A set $S$ is defined recursively by
Basis step: $0 \in S$
Recursive step: if $a \in S$, then $a + 3 \in S$ and $a + 5 \in S$.
Questions:
- Determine the set $S \cap \{ a \in \mathbb Z \mid 0 < a < 12 \}$.
- Prove that every integer $a ≥ 8$ is contained in $S$.

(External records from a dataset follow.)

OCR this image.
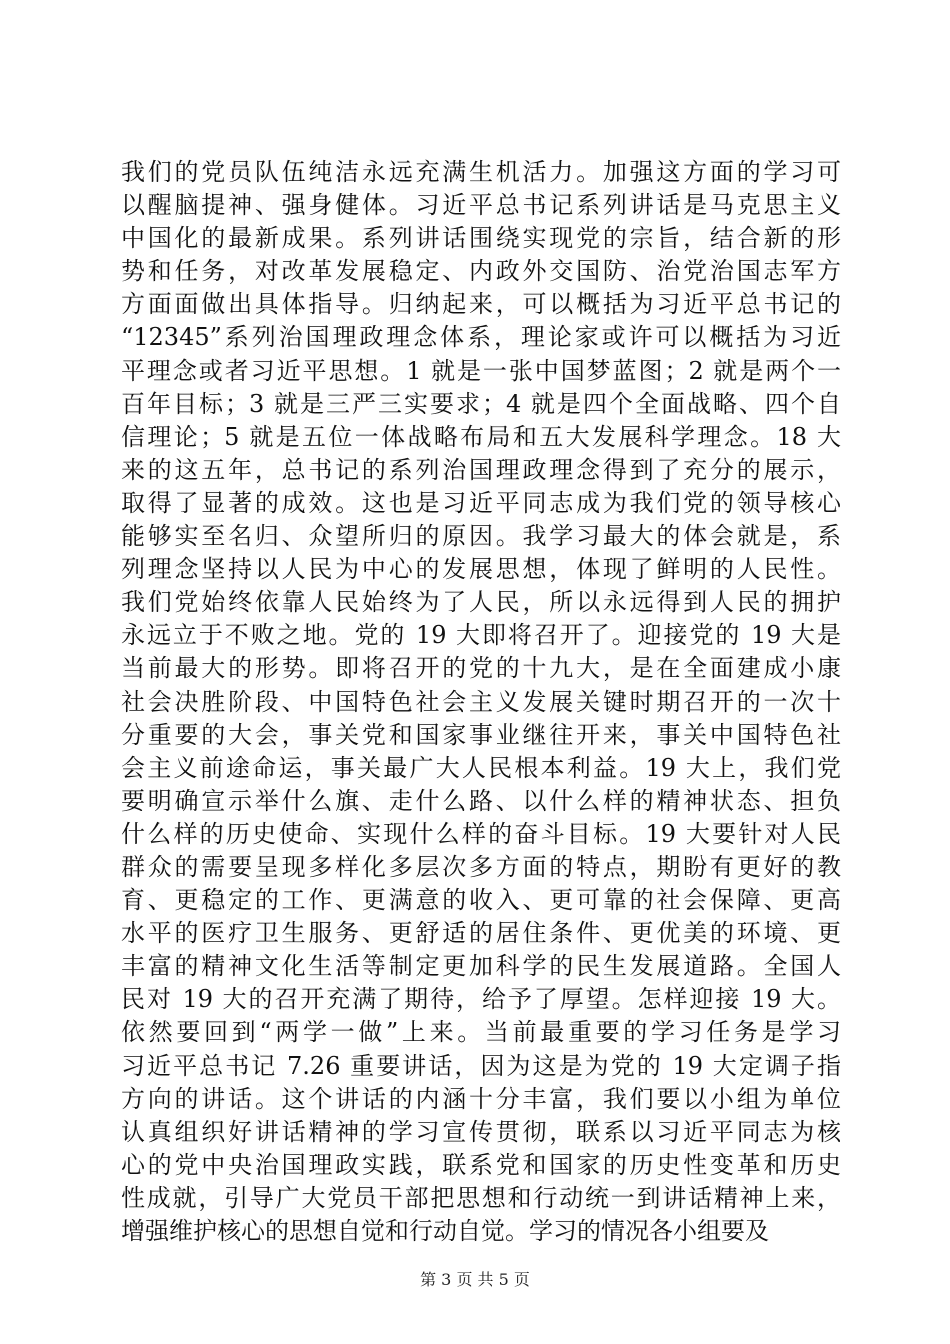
我们的党员队伍纯洁永远充满生机活力。加强这方面的学习可
以醒脑提神、强身健体。习近平总书记系列讲话是马克思主义
中国化的最新成果。系列讲话围绕实现党的宗旨，结合新的形
势和任务，对改革发展稳定、内政外交国防、治党治国志军方
方面面做出具体指导。归纳起来，可以概括为习近平总书记的
“12345”系列治国理政理念体系，理论家或许可以概括为习近
平理念或者习近平思想。1 就是一张中国梦蓝图；2 就是两个一
百年目标；3 就是三严三实要求；4 就是四个全面战略、四个自
信理论；5 就是五位一体战略布局和五大发展科学理念。18 大
来的这五年，总书记的系列治国理政理念得到了充分的展示，
取得了显著的成效。这也是习近平同志成为我们党的领导核心
能够实至名归、众望所归的原因。我学习最大的体会就是，系
列理念坚持以人民为中心的发展思想，体现了鲜明的人民性。
我们党始终依靠人民始终为了人民，所以永远得到人民的拥护
永远立于不败之地。党的 19 大即将召开了。迎接党的 19 大是
当前最大的形势。即将召开的党的十九大，是在全面建成小康
社会决胜阶段、中国特色社会主义发展关键时期召开的一次十
分重要的大会，事关党和国家事业继往开来，事关中国特色社
会主义前途命运，事关最广大人民根本利益。19 大上，我们党
要明确宣示举什么旗、走什么路、以什么样的精神状态、担负
什么样的历史使命、实现什么样的奋斗目标。19 大要针对人民
群众的需要呈现多样化多层次多方面的特点，期盼有更好的教
育、更稳定的工作、更满意的收入、更可靠的社会保障、更高
水平的医疗卫生服务、更舒适的居住条件、更优美的环境、更
丰富的精神文化生活等制定更加科学的民生发展道路。全国人
民对 19 大的召开充满了期待，给予了厚望。怎样迎接 19 大。
依然要回到“两学一做”上来。当前最重要的学习任务是学习
习近平总书记 7.26 重要讲话，因为这是为党的 19 大定调子指
方向的讲话。这个讲话的内涵十分丰富，我们要以小组为单位
认真组织好讲话精神的学习宣传贯彻，联系以习近平同志为核
心的党中央治国理政实践，联系党和国家的历史性变革和历史
性成就，引导广大党员干部把思想和行动统一到讲话精神上来，
增强维护核心的思想自觉和行动自觉。学习的情况各小组要及
第 3 页 共 5 页
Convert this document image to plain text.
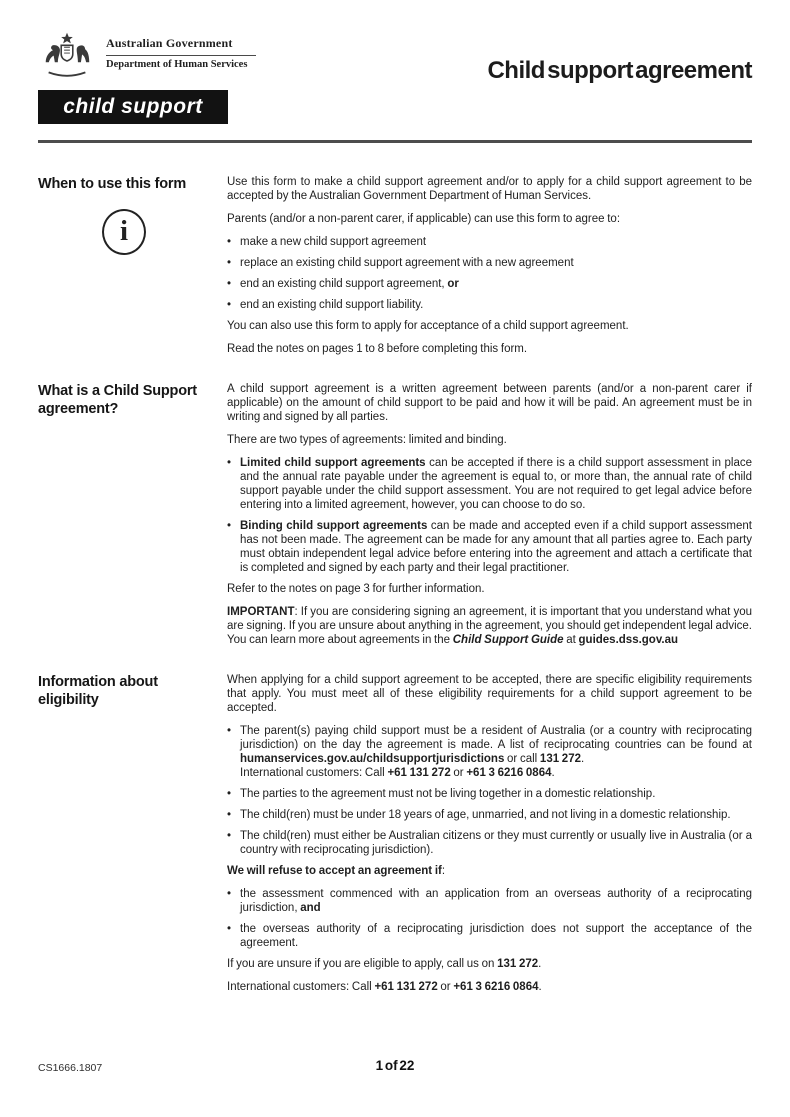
Australian Government
Department of Human Services
child support
Child support agreement
When to use this form
i

Use this form to make a child support agreement and/or to apply for a child support agreement to be accepted by the Australian Government Department of Human Services.

Parents (and/or a non-parent carer, if applicable) can use this form to agree to:

• make a new child support agreement
• replace an existing child support agreement with a new agreement
• end an existing child support agreement, or
• end an existing child support liability.

You can also use this form to apply for acceptance of a child support agreement.

Read the notes on pages 1 to 8 before completing this form.

What is a Child Support agreement?

A child support agreement is a written agreement between parents (and/or a non-parent carer if applicable) on the amount of child support to be paid and how it will be paid. An agreement must be in writing and signed by all parties.

There are two types of agreements: limited and binding.

• Limited child support agreements can be accepted if there is a child support assessment in place and the annual rate payable under the agreement is equal to, or more than, the annual rate of child support payable under the child support assessment. You are not required to get legal advice before entering into a limited agreement, however, you can choose to do so.
• Binding child support agreements can be made and accepted even if a child support assessment has not been made. The agreement can be made for any amount that all parties agree to. Each party must obtain independent legal advice before entering into the agreement and attach a certificate that is completed and signed by each party and their legal practitioner.

Refer to the notes on page 3 for further information.

IMPORTANT: If you are considering signing an agreement, it is important that you understand what you are signing. If you are unsure about anything in the agreement, you should get independent legal advice. You can learn more about agreements in the Child Support Guide at guides.dss.gov.au

Information about eligibility

When applying for a child support agreement to be accepted, there are specific eligibility requirements that apply. You must meet all of these eligibility requirements for a child support agreement to be accepted.

• The parent(s) paying child support must be a resident of Australia (or a country with reciprocating jurisdiction) on the day the agreement is made. A list of reciprocating countries can be found at humanservices.gov.au/childsupportjurisdictions or call 131 272.
International customers: Call +61 131 272 or +61 3 6216 0864.
• The parties to the agreement must not be living together in a domestic relationship.
• The child(ren) must be under 18 years of age, unmarried, and not living in a domestic relationship.
• The child(ren) must either be Australian citizens or they must currently or usually live in Australia (or a country with reciprocating jurisdiction).

We will refuse to accept an agreement if:

• the assessment commenced with an application from an overseas authority of a reciprocating jurisdiction, and
• the overseas authority of a reciprocating jurisdiction does not support the acceptance of the agreement.

If you are unsure if you are eligible to apply, call us on 131 272.

International customers: Call +61 131 272 or +61 3 6216 0864.

CS1666.1807	1 of 22
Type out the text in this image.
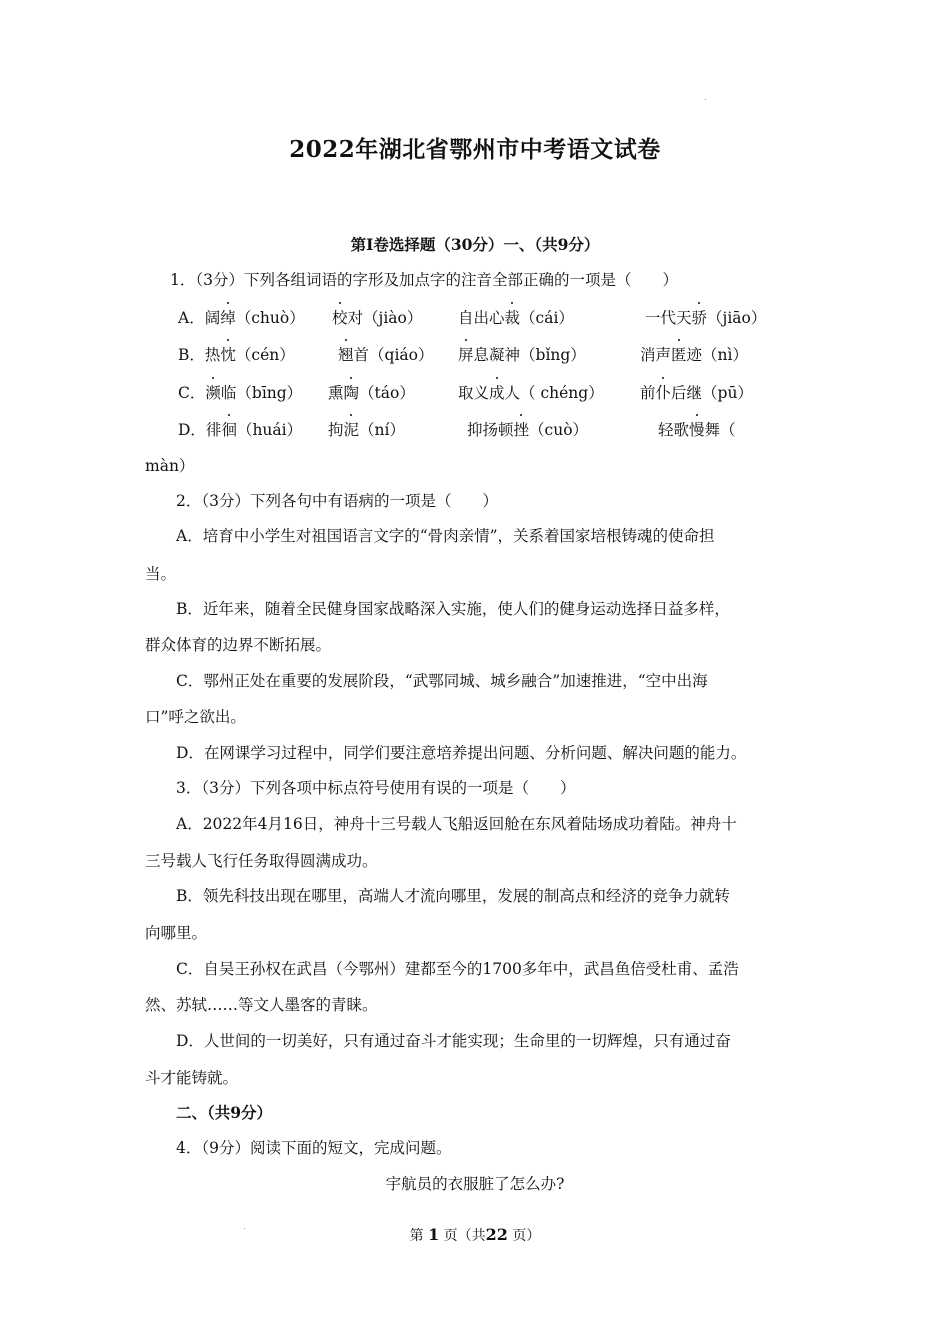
2022年湖北省鄂州市中考语文试卷
第Ⅰ卷选择题（30分）一、（共9分）
1．（3分）下列各组词语的字形及加点字的注音全部正确的一项是（　　）
A．阔绰（chuò） 校对（jiào） 自出心裁（cái）	一代天骄（jiāo）
B．热忱（cén）	翘首（qiáo） 屏息凝神（bǐng）	消声匿迹（nì）
C．濒临（bīng） 熏陶（táo）	取义成人（ chéng） 前仆后继（pū）
D．徘徊（huái） 拘泥（ní）	抑扬顿挫（cuò）	轻歌慢舞（
màn）
2．（3分）下列各句中有语病的一项是（　　）
A．培育中小学生对祖国语言文字的“骨肉亲情”，关系着国家培根铸魂的使命担
当。
B．近年来，随着全民健身国家战略深入实施，使人们的健身运动选择日益多样，
群众体育的边界不断拓展。
C．鄂州正处在重要的发展阶段，“武鄂同城、城乡融合”加速推进，“空中出海
口”呼之欲出。
D．在网课学习过程中，同学们要注意培养提出问题、分析问题、解决问题的能力。
3．（3分）下列各项中标点符号使用有误的一项是（　　）
A．2022年4月16日，神舟十三号载人飞船返回舱在东风着陆场成功着陆。神舟十
三号载人飞行任务取得圆满成功。
B．领先科技出现在哪里，高端人才流向哪里，发展的制高点和经济的竞争力就转
向哪里。
C．自吴王孙权在武昌（今鄂州）建都至今的1700多年中，武昌鱼倍受杜甫、孟浩
然、苏轼……等文人墨客的青睐。
D．人世间的一切美好，只有通过奋斗才能实现；生命里的一切辉煌，只有通过奋
斗才能铸就。
二、（共9分）
4．（9分）阅读下面的短文，完成问题。
宇航员的衣服脏了怎么办?
第 1 页（共22 页）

Which steps do I need to take ?
On
2 Consider three cases: $n=3k$, $n=3k+1$, and $n=3k+2=3(k-1)+5$ (Note that $3\in S$.)
On
The set $$ S':=\{0,3,5,6\}\cup\{\,k\in \mathbb Z\mid k\ge 8\,\}$$ is readily showsn to fulfill the conditions: It contains $0$ and if it contains $a$ it also contains $a+3$ and $a+5$. Hence certainly $S\subseteq S'$. Assume $S\ne S'$ and let $n$ be the minimal element of $S'\setminus S$. Certainly $n\notin\{0,3,5,6,8,9,10\}$ as these are immeditaly shown to be in $S$ (e.g., $0\in S\implies 5=0+5\in S\implies 8=5+3\in S$). Therefore $n\ge 11$. But then $n=k+3$ for some $k\ge 8$, where $k\in S'$ and by minimality of $n$ also $k\in S$. Hence $n=k+3\in S$, contradiction. We conclude that indeed $S=S'$, hence immediately the second task and $\{3,5,6,8,9,10,11\}$ for the first task.
The set $S$ is equivalent to the set of all integers of the form $3n+5k$ for some $n,k\in\Bbb Z_{\ge 0}$.
For 1, you simply find which of the integers from the set $\{1,2,\ldots,11\}$ are also in $S$, or i.e. are also of the form $3n+5k$ for some $n,k\in\Bbb Z_{\ge 0}$.
2 is a direct result of Frobenius Coin Problem (also called Chicken McNugget Theorem or Postage Stamp Problem), which states:
Or you can simply see $3n, 3n+5, 3n+10$ with $n\in\Bbb Z_{\ge 0}$ generate all the integers $\ge 8$.